One-Two-Three ! Ultra festive, ultra visible et ultra audible, la passion délirante des supporters algériens pour leur équipe nationale n'en finit pas de fasciner (ou d'énerver). Que ce soit au pays, en France ou ailleurs, les débordements passionnels se répètent à chaque grande compétition (CAN, Coupe du monde). Explications d'un phénomène chaud bouillant…

Jeune nation méditerranéenne…

Allons à l’essentiel : le monde entier est foot. Bien avant les passions chauvines, c’est surtout l’amour pour ce sport génial universellement perçu comme un jeu qui rend toute l’Humanité maboule. Sur l’échelle de l’adoration illimitée pour ce jeu de balle, que ce soit dans la pratique et pour la ferveur populaire, l’Amérique du Sud et l’Afrique figurent au sommet. Et en Algérie, on joue partout au football et on ne parle que football ! Il était donc logique que ce pays émarge au rang des grandes nations de foot. D’abord au sens supportériste du terme, avec ses cohortes de suiveurs inconditionnels. Et on parlera ici des « Algériens » au sens large, c’est-à-dire ceux d’Algérie et puis tous les autres, les immigrés de la diaspora, très nombreux de par le monde, comme les Grecs, les Irlandais ou les Italiens. Ensuite, il y a aussi la très riche contribution des footballeurs algériens pour ce sport, qu’ils soient du bled ou d’ici. Les pionniers, ceux de l’équipe du FLN de 1958, tels Rachid Mekhloufi et Mustapha Zitouni (approché par le Real Madrid dès 1956), l’inoubliable Rabah Madjer, Zinedine Zidane (l’un des cinq-six meilleurs joueurs de tous les temps), voire enfin Karim Benzema… En finales de C1, la talonnade de Madjer et la volée de ZZ contre Leverkusen sont entrées dans l’anthologie des buts exceptionnels. Enfin, la splendide Algérie 1982, vaincue par la magouille austro-allemande, est aussi entrée dans le souvenir affectif parmi les illustres perdants magnifiques.

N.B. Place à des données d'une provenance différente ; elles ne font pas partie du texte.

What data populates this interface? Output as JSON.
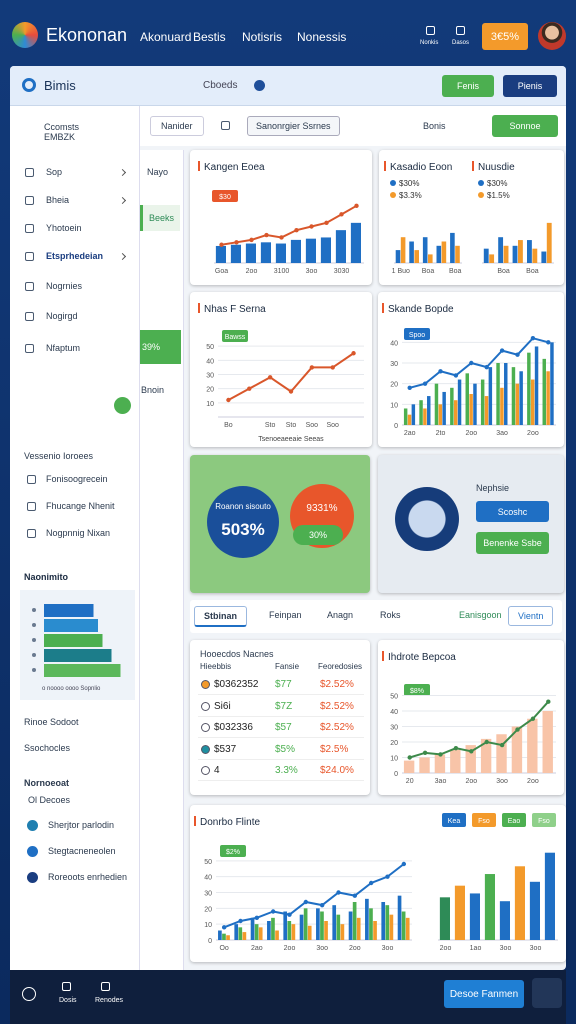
{
  "header": {
    "brand": "Ekononan",
    "nav": [
      "Akonuard",
      "Bestis",
      "Notisris",
      "Nonessis"
    ],
    "icons": [
      "Nonkis",
      "Dasos"
    ],
    "badge": "3€5%"
  },
  "panel": {
    "title": "Bimis",
    "search": "Cboeds",
    "buttons": [
      "Fenis",
      "Pienis"
    ]
  },
  "toolbar": {
    "items": [
      "Nanider",
      "Sanonrgier Ssrnes"
    ],
    "right": "Bonis",
    "action": "Sonnoe"
  },
  "sidebar": {
    "top": "Ccomsts EMBZK",
    "items": [
      "Sop",
      "Bheia",
      "Yhotoein",
      "Etsprhedeian",
      "Nogrnies",
      "Nogirgd",
      "Nfaptum"
    ],
    "section": "Vessenio Ioroees",
    "section_items": [
      "Fonisoogrecein",
      "Fhucange Nhenit",
      "Nogpnnig Nixan"
    ],
    "links": [
      "Rinoe Sodoot",
      "Ssochocles"
    ],
    "footer_title": "Nornoeoat",
    "footer_sub": "Ol Decoes",
    "footer_items": [
      "Sherjtor parlodin",
      "Stegtacneneolen",
      "Roreoots enrhedien"
    ]
  },
  "rail": {
    "items": [
      "Nayo",
      "Beeks",
      "39%",
      "Bnoin"
    ]
  },
  "charts": [
    {
      "type": "combo",
      "title": "Kangen Eoea",
      "badge": "$30",
      "categories": [
        "Goa",
        null,
        "2oo",
        null,
        "3100",
        null,
        "3oo",
        null,
        "3030",
        null
      ],
      "ylim": [
        0,
        60
      ],
      "series": [
        {
          "type": "bar",
          "color": "#1f6fc4",
          "values": [
            14,
            15,
            16,
            17,
            16,
            19,
            20,
            21,
            27,
            33
          ]
        },
        {
          "type": "line",
          "color": "#d9572b",
          "values": [
            15,
            17,
            19,
            23,
            21,
            27,
            30,
            33,
            40,
            47
          ]
        }
      ]
    },
    {
      "type": "bar",
      "title": "Kasadio Eoon",
      "labels": [
        "$30%",
        "$3.3%"
      ],
      "categories": [
        "1 Buo",
        null,
        "Boa",
        null,
        "Boa"
      ],
      "ylim": [
        0,
        20
      ],
      "series": [
        {
          "type": "bar",
          "color": "#1f6fc4",
          "values": [
            6,
            10,
            12,
            8,
            14
          ]
        },
        {
          "type": "bar",
          "color": "#f39a2b",
          "values": [
            12,
            6,
            4,
            10,
            8
          ]
        }
      ]
    },
    {
      "type": "bar",
      "title": "Nuusdie",
      "labels": [
        "$30%",
        "$1.5%"
      ],
      "categories": [
        null,
        "Boa",
        null,
        "Boa",
        null
      ],
      "ylim": [
        0,
        30
      ],
      "series": [
        {
          "type": "bar",
          "color": "#1f6fc4",
          "values": [
            10,
            18,
            12,
            16,
            8
          ]
        },
        {
          "type": "bar",
          "color": "#f39a2b",
          "values": [
            6,
            12,
            16,
            10,
            28
          ]
        }
      ]
    },
    {
      "type": "line",
      "title": "Nhas F Serna",
      "badge": "Bawss",
      "categories": [
        "Bo",
        null,
        "Sto",
        "Sto",
        "Soo",
        "Soo",
        null
      ],
      "ylim": [
        0,
        60
      ],
      "yticks": [
        10,
        20,
        30,
        40,
        50
      ],
      "xlabel": "Tsenoeaeeaie Seeas",
      "series": [
        {
          "type": "line",
          "color": "#d9572b",
          "values": [
            12,
            20,
            28,
            18,
            35,
            35,
            45
          ]
        }
      ]
    },
    {
      "type": "combo",
      "title": "Skande Bopde",
      "badge": "Spoo",
      "categories": [
        "2ao",
        null,
        "2to",
        null,
        "2oo",
        null,
        "3ao",
        null,
        "2oo",
        null
      ],
      "ylim": [
        0,
        45
      ],
      "yticks": [
        0,
        10,
        20,
        30,
        40
      ],
      "series": [
        {
          "type": "bar",
          "color": "#4caf50",
          "values": [
            8,
            12,
            20,
            18,
            25,
            22,
            30,
            28,
            35,
            32
          ]
        },
        {
          "type": "bar",
          "color": "#f39a2b",
          "values": [
            5,
            8,
            10,
            12,
            15,
            14,
            18,
            20,
            22,
            26
          ]
        },
        {
          "type": "bar",
          "color": "#1f6fc4",
          "values": [
            10,
            14,
            16,
            22,
            20,
            28,
            30,
            26,
            38,
            40
          ]
        },
        {
          "type": "line",
          "color": "#1f6fc4",
          "values": [
            18,
            20,
            26,
            24,
            30,
            28,
            36,
            34,
            42,
            40
          ]
        }
      ]
    },
    {
      "type": "combo",
      "title": "Ihdrote Bepcoa",
      "badge": "$8%",
      "categories": [
        "20",
        null,
        "3ao",
        null,
        "2oo",
        null,
        "3oo",
        null,
        "2oo",
        null
      ],
      "ylim": [
        0,
        60
      ],
      "yticks": [
        0,
        10,
        20,
        30,
        40,
        50
      ],
      "series": [
        {
          "type": "bar",
          "color": "#f8c4a8",
          "values": [
            8,
            10,
            12,
            15,
            18,
            22,
            25,
            30,
            35,
            40
          ]
        },
        {
          "type": "line",
          "color": "#3d8a4a",
          "values": [
            10,
            13,
            12,
            16,
            14,
            20,
            18,
            28,
            35,
            46
          ]
        }
      ]
    },
    {
      "type": "combo",
      "title": "Donrbo Flinte",
      "badge": "$2%",
      "categories": [
        "Oo",
        null,
        "2ao",
        null,
        "2oo",
        null,
        "3oo",
        null,
        "2oo",
        null,
        "3oo",
        null
      ],
      "ylim": [
        0,
        60
      ],
      "yticks": [
        0,
        10,
        20,
        30,
        40,
        50
      ],
      "series": [
        {
          "type": "bar",
          "color": "#1f6fc4",
          "values": [
            6,
            10,
            14,
            12,
            18,
            16,
            20,
            22,
            18,
            26,
            24,
            28
          ]
        },
        {
          "type": "bar",
          "color": "#4caf50",
          "values": [
            4,
            8,
            10,
            14,
            12,
            20,
            18,
            16,
            24,
            20,
            22,
            18
          ]
        },
        {
          "type": "bar",
          "color": "#f39a2b",
          "values": [
            3,
            5,
            8,
            6,
            10,
            9,
            12,
            10,
            14,
            12,
            16,
            14
          ]
        },
        {
          "type": "line",
          "color": "#1f6fc4",
          "values": [
            8,
            12,
            14,
            18,
            16,
            24,
            22,
            30,
            28,
            36,
            40,
            48
          ]
        }
      ]
    },
    {
      "type": "bar",
      "buttons": [
        "Kea",
        "Fso",
        "Eao",
        "Fso"
      ],
      "button_colors": [
        "#1f6fc4",
        "#f39a2b",
        "#4caf50",
        "#8fd08a"
      ],
      "categories": [
        "2oo",
        null,
        "1ao",
        null,
        "3oo",
        null,
        "3oo",
        null
      ],
      "ylim": [
        0,
        50
      ],
      "series": [
        {
          "type": "bar",
          "colors": [
            "#2e8b57",
            "#f39a2b",
            "#1f6fc4",
            "#4caf50",
            "#1f6fc4",
            "#f39a2b",
            "#1f6fc4",
            "#1f6fc4"
          ],
          "values": [
            22,
            28,
            24,
            34,
            20,
            38,
            30,
            45
          ]
        }
      ]
    },
    {
      "type": "hbar",
      "title": "Naonimito",
      "caption": "o noooo oooo Sopnlio",
      "xlim": [
        0,
        100
      ],
      "colors": [
        "#1f6fc4",
        "#2a8ccf",
        "#4caf50",
        "#1c7d8a",
        "#5cb85c"
      ],
      "values": [
        55,
        60,
        65,
        75,
        85
      ]
    }
  ],
  "promo": {
    "left_label": "Roanon sisouto",
    "left_value": "503%",
    "right_value": "9331%",
    "bubble": "30%"
  },
  "card": {
    "title": "Nephsie",
    "buttons": [
      "Scoshc",
      "Benenke Ssbe"
    ]
  },
  "tabs": [
    "Stbinan",
    "Feinpan",
    "Anagn",
    "Roks",
    "Eanisgoon",
    "Vientn"
  ],
  "table": {
    "title": "Hooecdos Nacnes",
    "columns": [
      "Hieebbis",
      "Fansie",
      "Feoredosies"
    ],
    "rows": [
      [
        "$0362352",
        "$77",
        "$2.52%"
      ],
      [
        "Si6i",
        "$7Z",
        "$2.52%"
      ],
      [
        "$032336",
        "$57",
        "$2.52%"
      ],
      [
        "$537",
        "$5%",
        "$2.5%"
      ],
      [
        "4",
        "3.3%",
        "$24.0%"
      ]
    ]
  },
  "bottom": {
    "items": [
      "Dosis",
      "Renodes"
    ],
    "button": "Desoe Fanmen"
  }
}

En un mot comme en mille : le foot algérien a de quoi frimer ! Et ses supporters (et supportrices) d’en éprouver une fierté somme toute légitime…
Les Algériens se distinguent aussi par leur engouement inouï du fait que l’Algérie est une nation jeune. Indépendante depuis 1962, elle est animée de cet enthousiasme débordant et éprise des folles passions juvéniles avec les excès immatures qui vont avec. Au pays et ailleurs, les Algériens s’enflamment vite pour un joueur, pour un club ou pour la sélection, comme on s’entiche d’une passion amoureuse adolescente. On retrouve la naïveté de « l’amour qui durera toujours » avant chaque compète internationale avec la croyance tenace que « son » équipe nationale qu’on chérit tant ira jusqu’au bout et gagnera… Il ne faut pas perdre de vue non plus que si l’Algérien est « africain » , il est avant tout mé-di-te-rra-né-en ! Pas besoin de vous faire un dessin : question foot passionnel, l’Algérie c’est Naples, Marseille et Athènes multipliées par dix ! Tout pour l’excès, tout dans la démesure… Une démesure qui marche dans les deux sens, selon que son équipe gagne ou qu’elle perde. On parle du caractère « fataliste » des peuples arabo-musulmans (dont l’Algérie fait partie) et de leur soumission aux voies impénétrables du Destin (le mektoub). Ce sens un peu irrationnel de la destinée commande bien évidemment le foot. La victoire des siens s’accordant avec la volonté divine provoque les liesses les plus indescriptibles. En sens inverse, la défaite plonge des peuples entiers dans une tristesse infinie qui vire parfois au désespoir, à la honte, voire à la colère. Enfin, il faut savoir que le foot algérien est investi d’une multiple mission permanente : il représente à la fois un pays (l’Algérie), le Maghreb (comme le Maroc et la Tunisie), le Monde arabe et l’Afrique. Comme toutes les autres nations africaines, l’Algérie porte en elle le ressentiment d’un continent méprisé très longtemps par la Fifa au point d’avoir attendu 1982 pour avoir deux représentants en Coupe du monde (cinq actuellement)…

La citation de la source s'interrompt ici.